December 9, 2016
Stigma Keeps Obese Elders Away from Medical Care
Older adults with obesity may avoid health care due to the stigma associated with excess weight. This explains a lot of what happens by the elderly. I am different and being overweight hasn't stopped me, even with needing to put up with snide comments from a few doctors. I no longer see one doctor, but because of the way I turn some of the snide remarks back on the doctors, I have also had one doctor refuse to see me.
I admit that I ask the doctors if that comment was really necessary and if they felt that this was the unprofessional way they treated all patients. Sometimes there are a few more comments made by both the doctor and myself, but this is seldom.
Previous studies suggest that obesity is associated with weight stigma and lower rates of some preventive care. However, the effect of BMI on care and health-seeking behaviors among older adults has not been thoroughly investigated. Now, a new study looking at adults aged 65 years and older has found that obesity itself may be significantly associated with the predilection to avoid medical care. The findings, which were presented at Obesity Week 2016, also suggest that this predilection is not explained by functional impairments.
“The study found that people with a higher BMI (greater than 30) have an increased association with having an adverse perception of their physician's interpersonal manner and reporting the predilection to avoid care,” said study investigator Janet Ho, MD, Beth Israel Deaconess Medical Center in Boston.
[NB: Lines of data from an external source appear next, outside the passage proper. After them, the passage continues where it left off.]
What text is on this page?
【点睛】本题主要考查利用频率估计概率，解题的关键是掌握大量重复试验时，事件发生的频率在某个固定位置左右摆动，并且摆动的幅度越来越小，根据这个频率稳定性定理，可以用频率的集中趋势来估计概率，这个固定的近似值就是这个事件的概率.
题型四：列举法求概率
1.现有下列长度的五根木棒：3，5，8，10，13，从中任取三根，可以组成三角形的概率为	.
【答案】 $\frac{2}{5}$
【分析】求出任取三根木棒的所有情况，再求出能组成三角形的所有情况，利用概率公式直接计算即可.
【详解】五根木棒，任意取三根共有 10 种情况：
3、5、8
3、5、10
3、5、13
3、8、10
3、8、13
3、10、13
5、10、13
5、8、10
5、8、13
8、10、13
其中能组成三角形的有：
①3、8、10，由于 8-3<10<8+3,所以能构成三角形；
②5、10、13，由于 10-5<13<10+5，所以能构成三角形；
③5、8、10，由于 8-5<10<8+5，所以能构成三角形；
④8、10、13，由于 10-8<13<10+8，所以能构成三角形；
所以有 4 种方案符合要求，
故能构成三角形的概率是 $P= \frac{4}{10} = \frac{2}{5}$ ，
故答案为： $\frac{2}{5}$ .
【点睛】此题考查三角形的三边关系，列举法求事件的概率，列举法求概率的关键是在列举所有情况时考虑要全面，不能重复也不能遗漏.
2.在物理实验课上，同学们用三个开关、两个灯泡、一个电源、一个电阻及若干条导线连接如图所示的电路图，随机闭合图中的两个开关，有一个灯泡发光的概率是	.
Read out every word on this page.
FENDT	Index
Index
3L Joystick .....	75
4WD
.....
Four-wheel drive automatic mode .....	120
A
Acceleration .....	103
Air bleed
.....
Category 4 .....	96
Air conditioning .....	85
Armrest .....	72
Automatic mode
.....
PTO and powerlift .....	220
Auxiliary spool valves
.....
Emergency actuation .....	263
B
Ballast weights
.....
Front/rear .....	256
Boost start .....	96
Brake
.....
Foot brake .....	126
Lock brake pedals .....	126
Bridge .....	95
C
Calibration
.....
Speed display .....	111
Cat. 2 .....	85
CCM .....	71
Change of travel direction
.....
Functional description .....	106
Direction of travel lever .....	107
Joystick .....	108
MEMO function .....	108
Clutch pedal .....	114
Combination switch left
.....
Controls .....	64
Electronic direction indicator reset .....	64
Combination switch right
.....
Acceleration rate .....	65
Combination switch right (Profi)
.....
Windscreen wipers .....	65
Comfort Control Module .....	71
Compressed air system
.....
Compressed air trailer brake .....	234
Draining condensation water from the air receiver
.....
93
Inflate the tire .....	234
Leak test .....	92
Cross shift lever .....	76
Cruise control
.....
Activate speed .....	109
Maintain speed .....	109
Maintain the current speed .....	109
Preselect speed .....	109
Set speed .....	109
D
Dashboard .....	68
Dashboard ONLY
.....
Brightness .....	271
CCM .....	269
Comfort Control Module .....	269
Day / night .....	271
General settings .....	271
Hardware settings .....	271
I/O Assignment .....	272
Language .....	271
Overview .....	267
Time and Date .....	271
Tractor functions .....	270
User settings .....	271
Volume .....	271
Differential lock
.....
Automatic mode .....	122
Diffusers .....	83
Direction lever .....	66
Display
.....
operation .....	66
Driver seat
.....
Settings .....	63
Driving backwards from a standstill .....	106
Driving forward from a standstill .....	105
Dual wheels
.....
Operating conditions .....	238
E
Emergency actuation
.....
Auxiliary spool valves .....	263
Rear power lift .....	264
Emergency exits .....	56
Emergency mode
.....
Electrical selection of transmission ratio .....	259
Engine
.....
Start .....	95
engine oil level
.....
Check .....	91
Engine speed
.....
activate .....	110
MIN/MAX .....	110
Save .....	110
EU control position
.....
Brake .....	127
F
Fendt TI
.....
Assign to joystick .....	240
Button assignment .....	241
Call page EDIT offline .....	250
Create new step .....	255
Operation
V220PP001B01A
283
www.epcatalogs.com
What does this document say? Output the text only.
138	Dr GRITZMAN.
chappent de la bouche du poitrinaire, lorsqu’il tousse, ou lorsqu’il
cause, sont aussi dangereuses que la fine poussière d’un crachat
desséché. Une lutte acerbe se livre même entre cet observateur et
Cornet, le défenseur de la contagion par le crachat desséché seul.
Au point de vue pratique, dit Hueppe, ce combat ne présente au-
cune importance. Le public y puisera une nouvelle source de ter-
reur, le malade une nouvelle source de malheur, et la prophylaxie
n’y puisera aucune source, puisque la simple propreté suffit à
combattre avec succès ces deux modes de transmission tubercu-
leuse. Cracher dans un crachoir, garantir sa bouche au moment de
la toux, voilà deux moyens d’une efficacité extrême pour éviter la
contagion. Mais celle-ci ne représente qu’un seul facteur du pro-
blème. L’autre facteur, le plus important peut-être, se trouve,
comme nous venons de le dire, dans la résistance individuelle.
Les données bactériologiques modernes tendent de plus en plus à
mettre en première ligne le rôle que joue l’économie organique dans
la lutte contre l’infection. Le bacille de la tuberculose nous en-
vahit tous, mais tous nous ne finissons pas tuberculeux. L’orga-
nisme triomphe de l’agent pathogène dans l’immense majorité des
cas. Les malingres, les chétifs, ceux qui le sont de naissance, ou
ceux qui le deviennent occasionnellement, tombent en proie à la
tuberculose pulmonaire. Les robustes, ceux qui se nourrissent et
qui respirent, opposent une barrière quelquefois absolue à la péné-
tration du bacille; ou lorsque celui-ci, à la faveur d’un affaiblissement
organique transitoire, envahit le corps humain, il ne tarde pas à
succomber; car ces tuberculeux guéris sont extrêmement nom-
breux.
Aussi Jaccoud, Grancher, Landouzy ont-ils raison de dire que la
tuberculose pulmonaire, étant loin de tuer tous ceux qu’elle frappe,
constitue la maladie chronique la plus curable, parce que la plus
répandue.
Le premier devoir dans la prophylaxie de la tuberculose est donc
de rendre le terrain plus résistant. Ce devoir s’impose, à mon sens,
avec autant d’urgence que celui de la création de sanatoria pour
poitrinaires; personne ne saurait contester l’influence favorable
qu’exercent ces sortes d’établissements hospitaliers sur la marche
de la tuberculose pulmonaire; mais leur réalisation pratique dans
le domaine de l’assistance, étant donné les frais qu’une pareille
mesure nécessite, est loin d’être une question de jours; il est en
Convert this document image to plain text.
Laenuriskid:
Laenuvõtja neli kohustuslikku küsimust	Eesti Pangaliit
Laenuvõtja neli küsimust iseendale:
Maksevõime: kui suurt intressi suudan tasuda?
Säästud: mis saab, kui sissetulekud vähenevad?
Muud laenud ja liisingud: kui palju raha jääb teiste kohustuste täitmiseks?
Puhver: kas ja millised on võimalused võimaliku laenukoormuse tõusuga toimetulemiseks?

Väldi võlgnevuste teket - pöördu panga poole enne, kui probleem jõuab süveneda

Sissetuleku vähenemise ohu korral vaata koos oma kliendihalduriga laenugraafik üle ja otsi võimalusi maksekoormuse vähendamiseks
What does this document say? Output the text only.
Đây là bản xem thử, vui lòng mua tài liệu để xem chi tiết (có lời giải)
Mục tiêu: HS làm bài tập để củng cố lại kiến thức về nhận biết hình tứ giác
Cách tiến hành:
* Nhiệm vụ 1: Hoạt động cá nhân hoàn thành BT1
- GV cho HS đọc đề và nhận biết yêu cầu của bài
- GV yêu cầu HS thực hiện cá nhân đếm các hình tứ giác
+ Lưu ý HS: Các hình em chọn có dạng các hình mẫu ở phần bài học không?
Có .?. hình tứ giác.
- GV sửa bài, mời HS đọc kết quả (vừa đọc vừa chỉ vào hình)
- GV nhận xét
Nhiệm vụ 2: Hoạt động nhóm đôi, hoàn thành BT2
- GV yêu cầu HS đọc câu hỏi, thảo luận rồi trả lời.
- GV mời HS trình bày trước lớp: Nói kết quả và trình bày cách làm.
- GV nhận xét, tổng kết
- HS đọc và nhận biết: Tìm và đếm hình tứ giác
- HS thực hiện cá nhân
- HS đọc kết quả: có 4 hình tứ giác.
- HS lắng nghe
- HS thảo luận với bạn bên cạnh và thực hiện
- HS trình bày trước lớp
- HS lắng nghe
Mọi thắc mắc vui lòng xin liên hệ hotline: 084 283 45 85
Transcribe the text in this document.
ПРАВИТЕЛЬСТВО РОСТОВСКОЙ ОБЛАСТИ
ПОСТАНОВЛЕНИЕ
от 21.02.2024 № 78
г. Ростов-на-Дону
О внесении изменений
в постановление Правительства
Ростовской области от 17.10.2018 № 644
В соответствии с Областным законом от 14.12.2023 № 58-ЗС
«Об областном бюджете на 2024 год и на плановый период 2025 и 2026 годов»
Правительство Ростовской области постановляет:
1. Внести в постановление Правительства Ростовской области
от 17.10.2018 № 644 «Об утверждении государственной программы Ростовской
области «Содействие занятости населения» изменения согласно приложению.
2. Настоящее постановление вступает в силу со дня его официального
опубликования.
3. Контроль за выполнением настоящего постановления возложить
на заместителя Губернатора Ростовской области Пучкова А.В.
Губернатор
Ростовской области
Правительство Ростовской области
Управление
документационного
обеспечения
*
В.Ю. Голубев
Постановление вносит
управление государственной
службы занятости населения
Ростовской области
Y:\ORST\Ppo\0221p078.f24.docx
Dr. Ho, who presented the study findings, said given the prevalence of older adults with obesity in the United States, this adverse perception or predilection to avoid care may translate into significant clinical effects. The study focused on patient perceptions of primary care providers because they traditionally have longitudinal relationships with patients.
“The findings could pertain to endocrinologists, who also often times become the primary health care provider for their patients,” Dr. Ho told Endocrinology Advisor. “Endocrinologists should care about the study findings, because patients with higher BMI who report a predilection to avoid care are the very ones who may need additional specialist support.”
Dr. Ho reports that prior research has shown that being overweight or obese may be a barrier to health care access, utilization, and quality. For example, patients with obesity have been shown to have lower rates of health care maintenance, diabetes screening, and recommended cancer screenings. She also shares that prior research has also found that provider attitudes and interactions with stigmatized groups can contribute to health care access disparities, and that said health care professionals may sometimes hold strong negative opinions about people with obesity.
Dr. Ho noted that stigma may not just affect quality of care, but also affect appropriate and timely care. To better understand the association among adults aged 65 and older who are overweight or obese, and in whom the effect of this stigma is less known, Dr. Ho and her colleagues Long Ngo, Wenxiao Zhou, and Christina Wee looked at surveys of a nationally representative sample of Medicare recipients between 2002 and2012. For this investigation, Dr. Ho and her team accounted for various demographic and clinical factors.
“The most important take-home message is that medical stigma can be implicit and insidious, and that patients with higher BMI may perceive such stigma in their interactions with health care providers, environments, and systems. As providers, especially endocrinologists who may interact frequently with patients with higher BMI, becoming aware of these biases and actively combating its effects in ourselves, colleagues, and interactions with patients is the first step towards improving care for these patients,” said Dr. Ho.
She said while it is possible to conceptually appreciate downstream effects of avoidance of care on health outcomes and costs, it is too early to report on those effects. However, examining the association between this self-reported predilection to avoid care or adverse perceptions of physicians and downstream consequences on health will be the next step in the team's research efforts. Dr. Ho said further studies may help elucidate what the best approaches for addressing this issue are.